A quick examination of the top 100 suppliers in the UK identified that almost all of them were international in nature and would inevitably be performing the same operation. In fact, in order to extinguish liability to us (in London) they were converting Euro's to Stirling to effect payment, so that we could accept Stirling and we subsequently coverted it back to Euro, the main operational currency of the European group. A prompt email was sent to all of these suppliers in the UK offering to conduct all further transactions in Euro. The response was overwhelming, and soon over 80% of the UK purchase ledger, by value, was being conducted in Euro. A further analysis of these suppliers found that the propensity to business in Euro was different across the UK. Top of the list was London, which would be expected as many corporate HQs were located there. Surprisingly, the second region to be most 'Euro-friendly' was Scotland, closely followed in third place by Wales.

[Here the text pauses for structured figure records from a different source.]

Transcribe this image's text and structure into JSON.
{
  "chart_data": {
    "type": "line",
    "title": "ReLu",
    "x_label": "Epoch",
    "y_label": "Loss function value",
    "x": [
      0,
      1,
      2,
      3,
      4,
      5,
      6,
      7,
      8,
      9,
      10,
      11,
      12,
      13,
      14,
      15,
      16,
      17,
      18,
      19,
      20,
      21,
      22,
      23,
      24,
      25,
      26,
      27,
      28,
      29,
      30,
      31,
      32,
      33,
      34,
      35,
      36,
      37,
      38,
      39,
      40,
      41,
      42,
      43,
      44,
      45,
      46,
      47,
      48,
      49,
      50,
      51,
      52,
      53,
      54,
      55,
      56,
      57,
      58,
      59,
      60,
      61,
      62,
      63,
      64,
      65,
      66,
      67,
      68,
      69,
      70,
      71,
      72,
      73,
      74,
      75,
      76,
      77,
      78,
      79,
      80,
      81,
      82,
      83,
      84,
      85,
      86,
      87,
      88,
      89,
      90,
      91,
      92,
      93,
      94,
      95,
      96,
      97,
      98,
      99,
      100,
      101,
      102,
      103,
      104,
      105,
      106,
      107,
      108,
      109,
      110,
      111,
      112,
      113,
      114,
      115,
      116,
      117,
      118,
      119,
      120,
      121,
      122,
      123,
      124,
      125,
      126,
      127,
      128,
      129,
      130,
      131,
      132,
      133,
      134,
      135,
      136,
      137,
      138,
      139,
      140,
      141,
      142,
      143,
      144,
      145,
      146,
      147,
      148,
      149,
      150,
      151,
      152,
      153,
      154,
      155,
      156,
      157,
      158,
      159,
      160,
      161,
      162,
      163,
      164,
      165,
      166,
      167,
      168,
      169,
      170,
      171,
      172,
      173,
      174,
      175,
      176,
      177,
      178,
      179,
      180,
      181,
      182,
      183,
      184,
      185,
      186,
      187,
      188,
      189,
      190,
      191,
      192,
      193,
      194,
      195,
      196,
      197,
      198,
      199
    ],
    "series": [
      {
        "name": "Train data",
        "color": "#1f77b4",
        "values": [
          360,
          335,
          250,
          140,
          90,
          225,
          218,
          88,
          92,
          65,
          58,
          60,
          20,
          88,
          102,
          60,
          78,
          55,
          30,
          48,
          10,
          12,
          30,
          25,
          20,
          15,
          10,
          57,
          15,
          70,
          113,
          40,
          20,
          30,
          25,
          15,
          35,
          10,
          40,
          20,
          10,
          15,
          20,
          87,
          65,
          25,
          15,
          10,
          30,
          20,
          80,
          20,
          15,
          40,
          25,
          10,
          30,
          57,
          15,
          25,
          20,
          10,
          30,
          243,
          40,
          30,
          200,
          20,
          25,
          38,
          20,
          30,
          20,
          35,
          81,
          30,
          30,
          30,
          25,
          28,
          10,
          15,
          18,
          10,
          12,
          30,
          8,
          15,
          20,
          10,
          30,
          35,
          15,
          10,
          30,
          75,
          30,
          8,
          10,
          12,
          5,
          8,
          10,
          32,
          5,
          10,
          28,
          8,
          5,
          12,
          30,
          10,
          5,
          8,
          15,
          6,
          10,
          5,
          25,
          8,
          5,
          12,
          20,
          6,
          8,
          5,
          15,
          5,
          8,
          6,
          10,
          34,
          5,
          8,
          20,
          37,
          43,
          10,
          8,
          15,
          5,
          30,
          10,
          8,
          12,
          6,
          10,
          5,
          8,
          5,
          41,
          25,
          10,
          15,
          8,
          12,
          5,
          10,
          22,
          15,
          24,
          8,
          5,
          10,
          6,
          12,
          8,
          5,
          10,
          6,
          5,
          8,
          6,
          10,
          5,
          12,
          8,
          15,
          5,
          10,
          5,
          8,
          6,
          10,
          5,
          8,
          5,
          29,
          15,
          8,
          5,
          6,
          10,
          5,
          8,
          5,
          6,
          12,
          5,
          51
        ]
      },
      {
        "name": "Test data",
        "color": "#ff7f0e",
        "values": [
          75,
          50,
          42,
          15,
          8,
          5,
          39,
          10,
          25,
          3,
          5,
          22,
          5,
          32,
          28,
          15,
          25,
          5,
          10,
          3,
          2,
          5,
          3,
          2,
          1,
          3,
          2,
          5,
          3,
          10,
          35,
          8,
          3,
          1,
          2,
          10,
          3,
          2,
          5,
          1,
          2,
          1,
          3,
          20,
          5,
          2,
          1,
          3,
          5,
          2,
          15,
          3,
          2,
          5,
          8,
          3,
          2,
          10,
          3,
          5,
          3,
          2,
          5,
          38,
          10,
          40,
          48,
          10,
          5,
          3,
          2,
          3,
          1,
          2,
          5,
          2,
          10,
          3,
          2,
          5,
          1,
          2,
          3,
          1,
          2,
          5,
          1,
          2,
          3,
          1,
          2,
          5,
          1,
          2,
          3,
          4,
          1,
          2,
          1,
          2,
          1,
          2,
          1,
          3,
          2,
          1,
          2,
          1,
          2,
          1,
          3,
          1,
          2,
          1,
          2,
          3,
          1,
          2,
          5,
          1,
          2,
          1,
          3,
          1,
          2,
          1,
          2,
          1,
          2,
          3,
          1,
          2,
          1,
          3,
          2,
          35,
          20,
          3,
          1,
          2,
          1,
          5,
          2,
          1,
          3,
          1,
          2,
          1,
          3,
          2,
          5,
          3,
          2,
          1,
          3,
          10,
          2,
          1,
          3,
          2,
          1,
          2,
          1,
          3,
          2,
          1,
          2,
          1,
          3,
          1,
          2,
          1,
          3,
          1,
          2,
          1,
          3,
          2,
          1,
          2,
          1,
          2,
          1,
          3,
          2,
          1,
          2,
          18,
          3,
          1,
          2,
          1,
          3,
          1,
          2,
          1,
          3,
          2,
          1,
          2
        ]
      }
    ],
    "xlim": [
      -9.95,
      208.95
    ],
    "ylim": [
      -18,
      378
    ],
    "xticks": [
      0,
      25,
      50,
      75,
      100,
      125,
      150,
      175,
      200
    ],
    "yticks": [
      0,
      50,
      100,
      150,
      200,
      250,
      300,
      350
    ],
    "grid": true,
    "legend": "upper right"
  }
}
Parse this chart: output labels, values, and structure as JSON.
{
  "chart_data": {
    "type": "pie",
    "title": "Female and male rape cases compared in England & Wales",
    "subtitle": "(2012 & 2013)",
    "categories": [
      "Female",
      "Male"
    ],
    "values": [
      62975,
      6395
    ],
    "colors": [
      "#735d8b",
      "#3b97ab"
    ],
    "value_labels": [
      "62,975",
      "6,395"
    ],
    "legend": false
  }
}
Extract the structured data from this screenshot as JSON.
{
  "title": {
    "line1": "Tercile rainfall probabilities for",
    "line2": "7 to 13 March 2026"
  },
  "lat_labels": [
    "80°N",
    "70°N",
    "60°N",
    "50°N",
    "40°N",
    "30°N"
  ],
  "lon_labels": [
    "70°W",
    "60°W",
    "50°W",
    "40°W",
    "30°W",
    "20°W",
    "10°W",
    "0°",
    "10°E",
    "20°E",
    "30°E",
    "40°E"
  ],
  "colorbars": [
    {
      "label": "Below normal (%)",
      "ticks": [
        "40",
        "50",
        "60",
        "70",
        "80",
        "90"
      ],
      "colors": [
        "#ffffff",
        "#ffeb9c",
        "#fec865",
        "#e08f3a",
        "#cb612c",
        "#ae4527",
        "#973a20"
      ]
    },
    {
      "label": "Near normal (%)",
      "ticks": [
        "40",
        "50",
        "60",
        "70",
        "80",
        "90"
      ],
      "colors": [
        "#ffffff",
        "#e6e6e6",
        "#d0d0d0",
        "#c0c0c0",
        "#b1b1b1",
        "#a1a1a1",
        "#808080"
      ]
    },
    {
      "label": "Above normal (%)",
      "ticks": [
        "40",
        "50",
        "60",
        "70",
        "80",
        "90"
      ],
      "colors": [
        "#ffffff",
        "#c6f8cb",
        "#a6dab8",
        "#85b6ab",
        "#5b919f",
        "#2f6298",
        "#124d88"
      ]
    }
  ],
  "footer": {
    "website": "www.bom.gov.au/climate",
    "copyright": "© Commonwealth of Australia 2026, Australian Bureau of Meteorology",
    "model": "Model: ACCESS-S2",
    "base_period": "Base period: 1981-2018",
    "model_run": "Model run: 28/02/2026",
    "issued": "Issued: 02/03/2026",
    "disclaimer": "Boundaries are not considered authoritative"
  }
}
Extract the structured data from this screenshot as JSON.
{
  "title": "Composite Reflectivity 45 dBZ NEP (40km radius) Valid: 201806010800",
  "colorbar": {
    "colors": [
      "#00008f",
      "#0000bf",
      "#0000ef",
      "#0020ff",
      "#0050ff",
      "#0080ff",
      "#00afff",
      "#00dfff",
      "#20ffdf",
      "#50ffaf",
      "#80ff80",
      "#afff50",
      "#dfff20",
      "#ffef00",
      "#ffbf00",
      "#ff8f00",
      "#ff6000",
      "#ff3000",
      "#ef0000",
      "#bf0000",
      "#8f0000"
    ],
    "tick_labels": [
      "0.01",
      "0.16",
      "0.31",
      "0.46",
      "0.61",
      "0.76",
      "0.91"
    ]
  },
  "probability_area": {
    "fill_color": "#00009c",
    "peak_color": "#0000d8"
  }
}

If you trade in money (financial services) it pays to control your own risk and means of exchange, however, if you deal in a real commodity, whether manufactured goods or services for businesses that do, the currency used is merely a measure of a transaction. Your point about Greece has nothing to do with the EuroZone or the 'size' of their economy. As the result of my 'what if' moment was to immediatly eliminate Greece and Italy as a location in which to conduct the EuroZone activity due to the lack of technology and skills to perform the requirement. A Greek Euro has the same value as a German Euro. The contract eventually went to a German bank running a clearing unit in Ireland, which was also best able to service the UK.

Is Wales missing out on something here ?

I also wish to point out that my personal income for providing this work in London for a 10 year period was more than I have earned in Wales before or since. It will be considered in your other discussion threads as the London subsidy to the Barnett formula. It was tax paid in London by a Welsh educated Welshman who had to migrate to do this work of this nature at the time. They still accept Euros at the Severn bridge, but not cards !

John Dixon said...

"Your point about Greece has nothing to do with the EuroZone or the 'size' of their economy."

I agree - size is not the issue, and I certainly didn't intend to suggest that it is. But there is a question about how to deal with a situation where a currency / interest rate regime set for a large area doesn't always meet the immediate short term needs of part of the area, and it was more that aspect that I was driving at.